Schaum goes on to discuss authority, the infallible authority that students see in their teachers and in the mathematical theorems and formulae. It is suggested that students see these theorems as infallible, and as such they reach out for them in their memories and try to apply them to problems. This can mean that the problem they are applying them too is only vaguely similar to the problem the theorem or method is actually there to solve. Schaum calls these “analogy mistakes”, and suggests that it is down to how comfortable with the content students feel that mean they revert to them. I feel that this is true in part, but that also the pressure of exams can lead students to confuse things in their head if they have opted to learn algorithms rather than looking to develop a deeper understanding.

I’ve had a couple of examples of these “analogy mistakes” in lessons and exams recently. A year 12 student came to an afterschool elective as she was trying to solve some coordinate geometry problems involving tangents. She had gotten herself really confused because in her notes she had written tangent gradient is perpendicular (when discussing circles) but she didn’t think it should be perpendicular because a tangent at a point should have the same gradient as the curve.

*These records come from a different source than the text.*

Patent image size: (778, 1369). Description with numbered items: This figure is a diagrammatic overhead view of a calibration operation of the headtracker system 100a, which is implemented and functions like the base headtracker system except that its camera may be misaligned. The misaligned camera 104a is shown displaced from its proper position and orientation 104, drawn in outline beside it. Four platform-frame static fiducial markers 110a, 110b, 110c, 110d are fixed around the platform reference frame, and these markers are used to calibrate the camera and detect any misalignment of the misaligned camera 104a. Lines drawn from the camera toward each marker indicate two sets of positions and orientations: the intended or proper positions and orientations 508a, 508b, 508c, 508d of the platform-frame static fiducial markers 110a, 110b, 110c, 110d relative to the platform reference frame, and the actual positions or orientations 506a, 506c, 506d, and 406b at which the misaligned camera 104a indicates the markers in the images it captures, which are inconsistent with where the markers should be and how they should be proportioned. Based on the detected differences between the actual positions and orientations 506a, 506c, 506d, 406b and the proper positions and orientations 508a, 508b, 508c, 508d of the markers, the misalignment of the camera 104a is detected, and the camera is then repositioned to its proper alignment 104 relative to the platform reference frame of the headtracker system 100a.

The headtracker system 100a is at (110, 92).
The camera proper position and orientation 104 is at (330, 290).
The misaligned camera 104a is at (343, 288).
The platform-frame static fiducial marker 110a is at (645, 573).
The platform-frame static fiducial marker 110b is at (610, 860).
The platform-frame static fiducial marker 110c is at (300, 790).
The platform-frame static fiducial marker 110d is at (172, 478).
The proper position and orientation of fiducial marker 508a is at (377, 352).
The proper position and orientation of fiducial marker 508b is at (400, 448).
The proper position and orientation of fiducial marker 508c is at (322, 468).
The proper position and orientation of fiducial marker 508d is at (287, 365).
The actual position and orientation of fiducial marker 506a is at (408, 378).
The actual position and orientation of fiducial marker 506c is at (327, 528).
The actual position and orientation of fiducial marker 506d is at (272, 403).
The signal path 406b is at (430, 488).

I spend a little time discussing where her misconception had come from (her notes should have said “perpendicular to the radius”) and discussed how she could remember this more easily if she has thought about the graphs and sketched them.

Another example was in a recent exam one of my students had answered part of a question on alternative from incorrectly, she had done the alternative form bit well and the answer was 25 Sin(x + a), but it then asked her for the maximum she had written -25. When I questioned her about this after it seems she had fallen victim to an “analogy mistake”, she had remembered that “maximum is positive” when discussing second derivatives and in the pressure of the exam this memory had taken over, rather than the rational thought process that should have flagged up that the maximum or the function would be 25, which is definitely bigger than -25.

In his preface Danny Brown suggested that one way to counteract this would be by questioning and discussion, if we remove the authority from the discussion and don’t validate the answers by issuing statements saying they are correct or incorrect, but rather open them as conjecture to the class who then can discuss this, then we can allow students to develop their own mathematical ideas. Lampert (2001) also discussed this idea and suggests that as teachers we need to be striking the right balance between allowing students to discuss and conjecture and ensuring they understand what is important and aren’t making mistakes. This is something I strive for in my own classroom, and something I am currently working on trying to improve.